Journal of Applied Mathematics and Stochastic Analysis
Volume 3 (1990), Issue 1, Pages 27-55

Boundaries in digital planes

Efim Khalimsky,1 Ralph Kopperman,2 and Paul R. Meyer3

1College of Staten Island , CUNY, Staten Island 10301, NY, USA
2City College of New York, CUNY, New York 10031, NY, USA
3Lehman College, CUNY, Bronx 10468, NY, USA

Received 1 July 1989; Revised 1 November 1989

Copyright © 1990 Efim Khalimsky et al. This is an open access article distributed under the Creative Commons Attribution License, which permits unrestricted use, distribution, and reproduction in any medium, provided the original work is properly cited.


The importance of topological connectedness properties in processing digital pictures is well known. A natural way to begin a theory for this is to give a definition of connectedness for subsets of a digital plane which allows one to prove a Jordan curve theorem. The generally accepted approach to this has been a non-topological Jordan curve theorem which requires two different definitions, 4-connectedness, and 8-connectedness, one for the curve and the other for its complement.

In [KKM] we introduced a purely topological context for a digital plane and proved a Jordan curve theorem.

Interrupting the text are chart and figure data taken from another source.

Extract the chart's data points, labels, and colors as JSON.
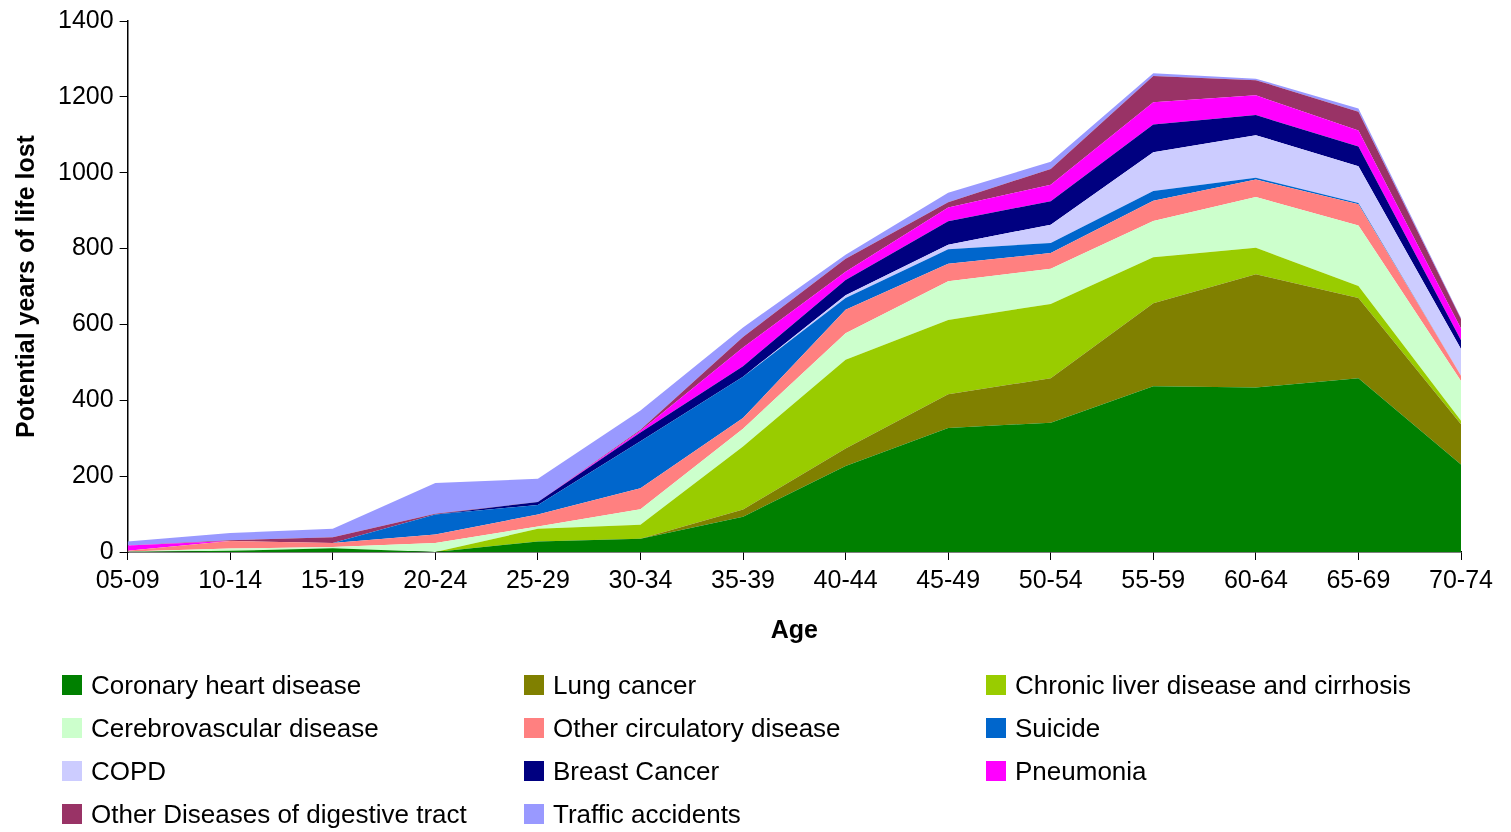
{
  "chart_data": {
    "type": "area",
    "stacked": true,
    "xlabel": "Age",
    "ylabel": "Potential years of life lost",
    "categories": [
      "05-09",
      "10-14",
      "15-19",
      "20-24",
      "25-29",
      "30-34",
      "35-39",
      "40-44",
      "45-49",
      "50-54",
      "55-59",
      "60-64",
      "65-69",
      "70-74"
    ],
    "ylim": [
      0,
      1400
    ],
    "yticks": [
      0,
      200,
      400,
      600,
      800,
      1000,
      1200,
      1400
    ],
    "grid": false,
    "legend": "bottom",
    "marker": "none",
    "series": [
      {
        "name": "Coronary heart disease",
        "color": "#008000",
        "values": [
          0,
          3,
          10,
          0,
          28,
          35,
          93,
          227,
          327,
          341,
          437,
          434,
          458,
          231
        ]
      },
      {
        "name": "Lung cancer",
        "color": "#808000",
        "values": [
          0,
          0,
          0,
          0,
          0,
          0,
          19,
          46,
          89,
          117,
          219,
          298,
          212,
          106
        ]
      },
      {
        "name": "Chronic liver disease and cirrhosis",
        "color": "#99cc00",
        "values": [
          0,
          0,
          0,
          0,
          33,
          37,
          166,
          234,
          196,
          196,
          121,
          70,
          31,
          9
        ]
      },
      {
        "name": "Cerebrovascular disease",
        "color": "#ccffcc",
        "values": [
          1,
          6,
          3,
          24,
          6,
          41,
          47,
          70,
          102,
          93,
          96,
          134,
          160,
          105
        ]
      },
      {
        "name": "Other circulatory disease",
        "color": "#ff8080",
        "values": [
          2,
          20,
          11,
          22,
          32,
          55,
          28,
          62,
          46,
          41,
          53,
          46,
          56,
          14
        ]
      },
      {
        "name": "Suicide",
        "color": "#0066cc",
        "values": [
          0,
          0,
          0,
          53,
          25,
          124,
          109,
          31,
          38,
          27,
          26,
          5,
          3,
          0
        ]
      },
      {
        "name": "COPD",
        "color": "#ccccff",
        "values": [
          0,
          0,
          0,
          0,
          0,
          0,
          0,
          7,
          12,
          48,
          102,
          112,
          97,
          70
        ]
      },
      {
        "name": "Breast Cancer",
        "color": "#000080",
        "values": [
          0,
          0,
          0,
          0,
          8,
          23,
          28,
          40,
          62,
          62,
          73,
          53,
          52,
          23
        ]
      },
      {
        "name": "Pneumonia",
        "color": "#ff00ff",
        "values": [
          14,
          0,
          0,
          0,
          0,
          5,
          49,
          22,
          36,
          43,
          59,
          52,
          42,
          31
        ]
      },
      {
        "name": "Other Diseases of digestive tract",
        "color": "#993366",
        "values": [
          0,
          2,
          15,
          2,
          0,
          2,
          28,
          34,
          14,
          42,
          69,
          40,
          50,
          25
        ]
      },
      {
        "name": "Traffic accidents",
        "color": "#9999ff",
        "values": [
          11,
          19,
          22,
          81,
          61,
          51,
          25,
          11,
          25,
          19,
          7,
          4,
          8,
          3
        ]
      }
    ]
  }
}
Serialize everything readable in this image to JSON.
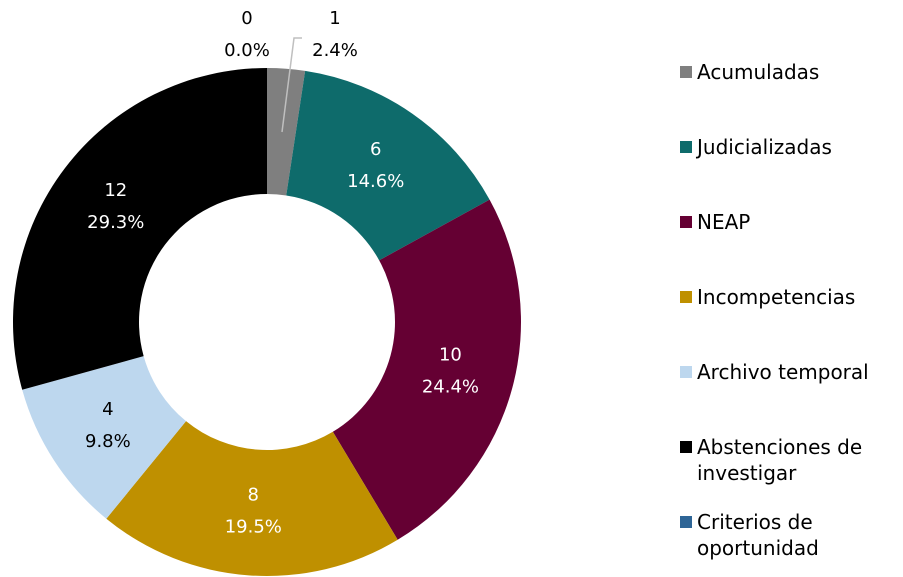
{
  "chart_data": {
    "type": "donut",
    "categories": [
      "Acumuladas",
      "Judicializadas",
      "NEAP",
      "Incompetencias",
      "Archivo temporal",
      "Abstenciones de investigar",
      "Criterios de oportunidad"
    ],
    "values": [
      1,
      6,
      10,
      8,
      4,
      12,
      0
    ],
    "shares": [
      2.4,
      14.6,
      24.4,
      19.5,
      9.8,
      29.3,
      0.0
    ],
    "share_labels": [
      "2.4%",
      "14.6%",
      "24.4%",
      "19.5%",
      "9.8%",
      "29.3%",
      "0.0%"
    ],
    "colors": [
      "#7f7f7f",
      "#0e6b6b",
      "#650033",
      "#bf9000",
      "#bdd7ee",
      "#000000",
      "#2e6596"
    ],
    "legend": "right"
  }
}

The present paper gives a topological proof of the non-topological Jordan curve theorem mentioned above and extends our previous work by considering some questions associated with image processing:

How do more complicated curves separate the digital plane into connected sets? Conversely given a partition of the digital plane into connected sets, what are the boundaries like and how can we recover them? Our construction gives a unified answer to these questions.

The crucial step in making our approach topological is to utilize a natural connected topology on a finite, totally ordered set; the topologies on the digital spaces are then just the associated product topologies. Furthermore, this permits us to define path, arc, and curve as certain continuous functions on such a parameter interval.